The story? A mad scientist, Dr. Totenkopf, (who through digital manipulation of old footage was played by the late Sir Laurence Olivier [1907-1989]), desires, in a god-like gesture, to destroy the world because he has decided that humankind’s moral bankruptcy is so gross it cannot be ignored. With somewhat less divine originality than we may have hoped for, Totenkopf decides to build an ark which takes the form of a doomsday rocket which will harbour specimens of every living creature on Earth, including an Adam and Eve. While some European or Asian filmmakers offer a serious treatment of the theme of humankind’s moral bankruptcy and the need for some sort of renewal, Hollywood does not. In Sky Captain, what Hollywood does do is to use this moral bankruptcy as a backdrop against which it can play with its favourite theme: love, or the possibility of love even under difficult circumstances. Thus, Sky Captain’s (Jude Law) heroics initially seem to arise from a desire to help humanity, but ultimately become the desire to protect the woman he loves, roving Chronicle reporter Polly Perkins (Gwyneth Paltrow), who in yet another nod to Mechanical Monsters is more than a little reminiscent of Lois Lane.

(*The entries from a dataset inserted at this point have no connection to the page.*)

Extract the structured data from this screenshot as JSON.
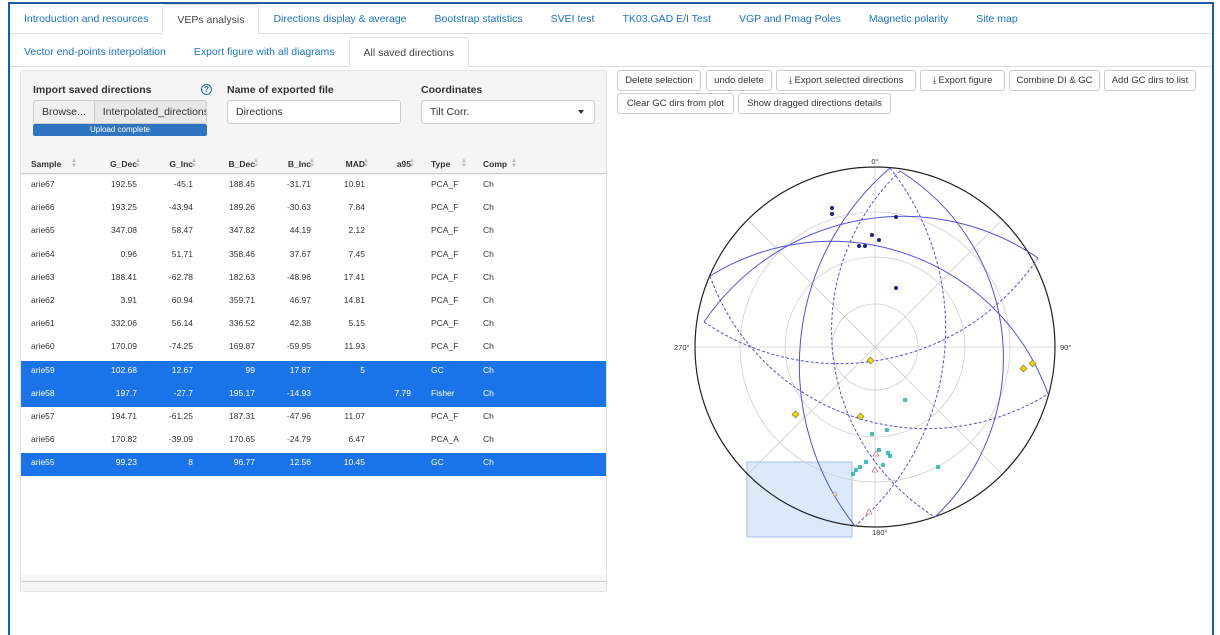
{
  "main_tabs": [
    {
      "label": "Introduction and resources",
      "active": false
    },
    {
      "label": "VEPs analysis",
      "active": true
    },
    {
      "label": "Directions display & average",
      "active": false
    },
    {
      "label": "Bootstrap statistics",
      "active": false
    },
    {
      "label": "SVEI test",
      "active": false
    },
    {
      "label": "TK03.GAD E/I Test",
      "active": false
    },
    {
      "label": "VGP and Pmag Poles",
      "active": false
    },
    {
      "label": "Magnetic polarity",
      "active": false
    },
    {
      "label": "Site map",
      "active": false
    }
  ],
  "sub_tabs": [
    {
      "label": "Vector end-points interpolation",
      "active": false
    },
    {
      "label": "Export figure with all diagrams",
      "active": false
    },
    {
      "label": "All saved directions",
      "active": true
    }
  ],
  "import": {
    "label": "Import saved directions",
    "browse": "Browse...",
    "filename": "Interpolated_directions_",
    "status": "Upload complete"
  },
  "export_name": {
    "label": "Name of exported file",
    "value": "Directions"
  },
  "coordinates": {
    "label": "Coordinates",
    "value": "Tilt Corr."
  },
  "table": {
    "columns": [
      "Sample",
      "G_Dec",
      "G_Inc",
      "B_Dec",
      "B_Inc",
      "MAD",
      "a95",
      "Type",
      "Comp"
    ],
    "rows": [
      {
        "cells": [
          "arie67",
          "192.55",
          "-45.1",
          "188.45",
          "-31.71",
          "10.91",
          "",
          "PCA_F",
          "Ch"
        ],
        "selected": false
      },
      {
        "cells": [
          "arie66",
          "193.25",
          "-43.94",
          "189.26",
          "-30.63",
          "7.84",
          "",
          "PCA_F",
          "Ch"
        ],
        "selected": false
      },
      {
        "cells": [
          "arie65",
          "347.08",
          "58.47",
          "347.82",
          "44.19",
          "2.12",
          "",
          "PCA_F",
          "Ch"
        ],
        "selected": false
      },
      {
        "cells": [
          "arie64",
          "0.96",
          "51.71",
          "358.46",
          "37.67",
          "7.45",
          "",
          "PCA_F",
          "Ch"
        ],
        "selected": false
      },
      {
        "cells": [
          "arie63",
          "188.41",
          "-62.78",
          "182.63",
          "-48.96",
          "17.41",
          "",
          "PCA_F",
          "Ch"
        ],
        "selected": false
      },
      {
        "cells": [
          "arie62",
          "3.91",
          "60.94",
          "359.71",
          "46.97",
          "14.81",
          "",
          "PCA_F",
          "Ch"
        ],
        "selected": false
      },
      {
        "cells": [
          "arie61",
          "332.06",
          "56.14",
          "336.52",
          "42.38",
          "5.15",
          "",
          "PCA_F",
          "Ch"
        ],
        "selected": false
      },
      {
        "cells": [
          "arie60",
          "170.09",
          "-74.25",
          "169.87",
          "-59.95",
          "11.93",
          "",
          "PCA_F",
          "Ch"
        ],
        "selected": false
      },
      {
        "cells": [
          "arie59",
          "102.68",
          "12.67",
          "99",
          "17.87",
          "5",
          "",
          "GC",
          "Ch"
        ],
        "selected": true
      },
      {
        "cells": [
          "arie58",
          "197.7",
          "-27.7",
          "195.17",
          "-14.93",
          "",
          "7.79",
          "Fisher",
          "Ch"
        ],
        "selected": true
      },
      {
        "cells": [
          "arie57",
          "194.71",
          "-61.25",
          "187.31",
          "-47.96",
          "11.07",
          "",
          "PCA_F",
          "Ch"
        ],
        "selected": false
      },
      {
        "cells": [
          "arie56",
          "170.82",
          "-39.09",
          "170.65",
          "-24.79",
          "6.47",
          "",
          "PCA_A",
          "Ch"
        ],
        "selected": false
      },
      {
        "cells": [
          "arie55",
          "99.23",
          "8",
          "96.77",
          "12.56",
          "10.45",
          "",
          "GC",
          "Ch"
        ],
        "selected": true
      }
    ]
  },
  "buttons": {
    "delete_selection": "Delete selection",
    "undo_delete": "undo delete",
    "export_selected": "Export selected directions",
    "export_figure": "Export figure",
    "combine": "Combine DI & GC",
    "add_gc": "Add GC dirs to list",
    "clear_gc": "Clear GC dirs from plot",
    "show_dragged": "Show dragged directions details"
  },
  "plot": {
    "labels": {
      "north": "0°",
      "east": "90°",
      "south": "180°",
      "west": "270°"
    },
    "colors": {
      "down": "#1a237e",
      "fisher": "#f2d500",
      "pca_up": "#40c8c8",
      "gc": "#5050e0",
      "select_box": "#dbe9f8"
    }
  }
}
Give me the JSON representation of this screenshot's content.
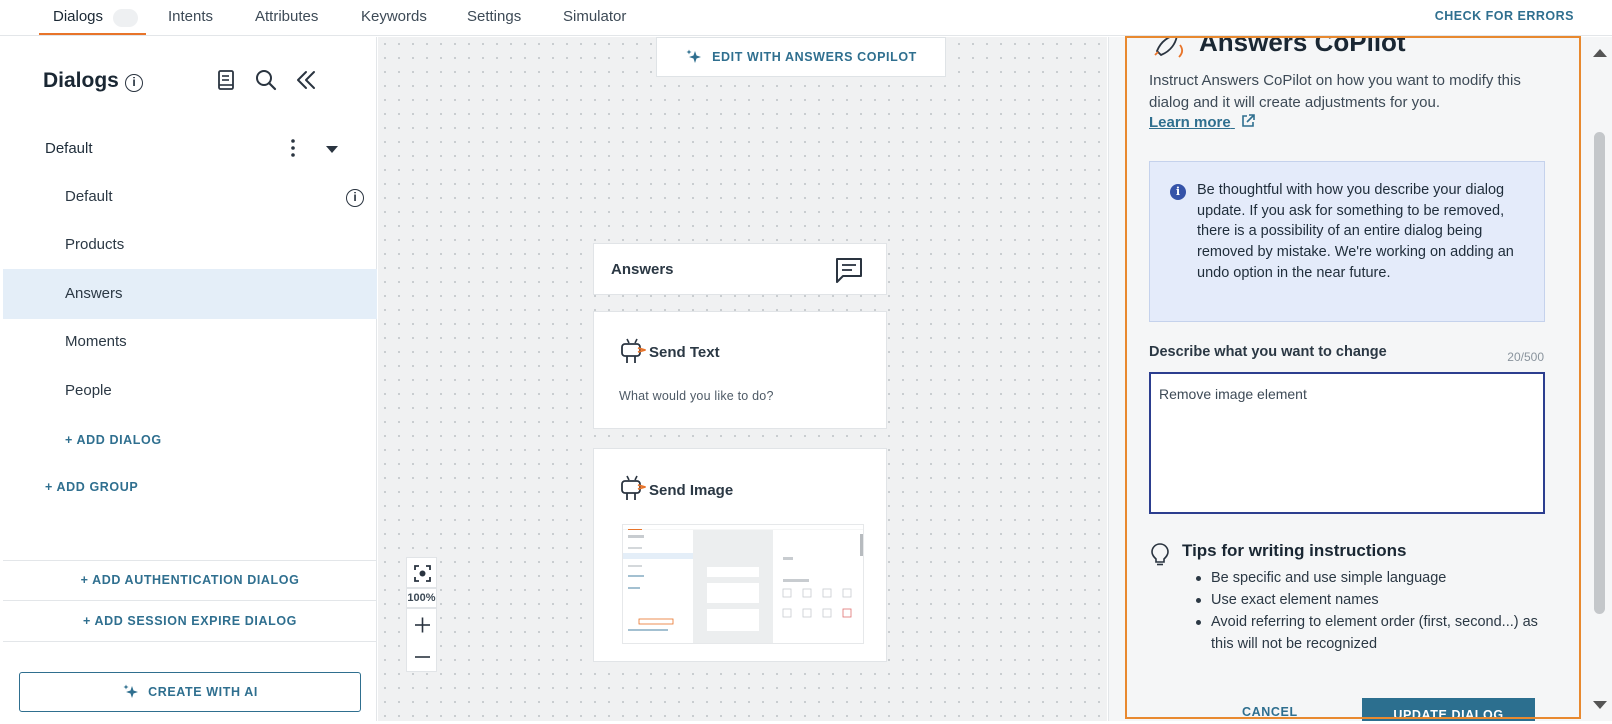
{
  "nav": {
    "tabs": [
      {
        "label": "Dialogs",
        "active": true
      },
      {
        "label": "Intents",
        "active": false
      },
      {
        "label": "Attributes",
        "active": false
      },
      {
        "label": "Keywords",
        "active": false
      },
      {
        "label": "Settings",
        "active": false
      },
      {
        "label": "Simulator",
        "active": false
      }
    ],
    "check_errors": "CHECK FOR ERRORS"
  },
  "sidebar": {
    "title": "Dialogs",
    "info_icon": "i",
    "icons": [
      "book-icon",
      "search-icon",
      "collapse-icon"
    ],
    "group": {
      "label": "Default"
    },
    "items": [
      {
        "label": "Default",
        "selected": false,
        "info": true
      },
      {
        "label": "Products",
        "selected": false
      },
      {
        "label": "Answers",
        "selected": true
      },
      {
        "label": "Moments",
        "selected": false
      },
      {
        "label": "People",
        "selected": false
      }
    ],
    "add_dialog": "+ ADD DIALOG",
    "add_group": "+ ADD GROUP",
    "add_auth_dialog": "+ ADD AUTHENTICATION DIALOG",
    "add_session_expire": "+ ADD SESSION EXPIRE DIALOG",
    "create_ai": "CREATE WITH AI"
  },
  "canvas": {
    "edit_copilot": "EDIT WITH ANSWERS COPILOT",
    "start_node": {
      "title": "Answers"
    },
    "send_text": {
      "title": "Send Text",
      "text": "What would you like to do?"
    },
    "send_image": {
      "title": "Send Image"
    },
    "zoom": "100%"
  },
  "copilot": {
    "title": "Answers CoPilot",
    "description": "Instruct Answers CoPilot on how you want to modify this dialog and it will create adjustments for you.",
    "learn_more": "Learn more",
    "notice": "Be thoughtful with how you describe your dialog update. If you ask for something to be removed, there is a possibility of an entire dialog being removed by mistake. We're working on adding an undo option in the near future.",
    "field_label": "Describe what you want to change",
    "char_count": "20/500",
    "input_value": "Remove image element",
    "tips_title": "Tips for writing instructions",
    "tips": [
      "Be specific and use simple language",
      "Use exact element names",
      "Avoid referring to element order (first, second...) as this will not be recognized"
    ],
    "cancel": "CANCEL",
    "update": "UPDATE DIALOG"
  },
  "colors": {
    "accent": "#2f6f8f",
    "highlight": "#e8892f",
    "selected": "#e4eef8"
  }
}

And herein lies one of the major differences between Hollywood cinema and the European and Asian art cinemas which are increasingly being represented on Australian screens: Hollywood reassures, European and Asian art cinemas question. Hollywood placates us with the assuring mantra that Love Endures -- European and Asian art cinemas unsettle us by placing a question mark over a person’s place in the universe, and letting it hover there like a shimmering anti-rainbow that is no longer a symbol of promise, but calls into doubt the possibility of love and hints that each person is alone in the cosmos and doomed to forever be in want to human connection. Hollywood tells us what we want to hear, and all that varies in its productions is the manner in which its favouite themes are packaged -- not unlike a fashion show in which the same people circulate in an endless procession of new clothes and personas. So it’s not surprising that it is Sky Captain’s look which gives it its verve.

Filmed entirely against bluescreens, almost everything in this film apart from the main characters and some props are computer-generated, (a technique which at least three upcoming films are employing). And if Sky Captain doesn’t quite look CG, it also doesn’t quite look real. It has the not uninteresting appearance of a creature that seems to occupy a region somewhere between these two domains. Conroy’s direction harkens back to Hollywood of old with now-obsolete techniques such as rapid-montage of newspaper headlines, and maps overlayed onto an ocean to trace a plane’s route. There is also the constant presence of rain, mist, lightning, cloud cover or snow -- inclement atmospheric elements that function to layer the otherwise fairly flat CG images and inject them with added visual interest. The same concept of visual enrichment underlies a strategy of constantly shifting locales: we begin in Manhattan, soon move to the skies, the mountains, underwater, to tropical jungle, and finally to the outer limits of our planet’s stratosphere. Actually, Sky Captain has an incredibly soft look, reminiscent of those silent movies where everything is slightly misted, silky, blurred round the edges, or of Hollywood glamour lighting from the 30’s, and this look stands in appealing contrast to today’s super-crisp super-saturated images. Sky Captain appeals to the eye, not the mind, and it capitalizes on the nostalgic allure of old films, and peddles escapist entertainment that promises to transport you for two hours or so to weird, fantastical, phantasmagorical worlds that only ever exist on the Silver Screen.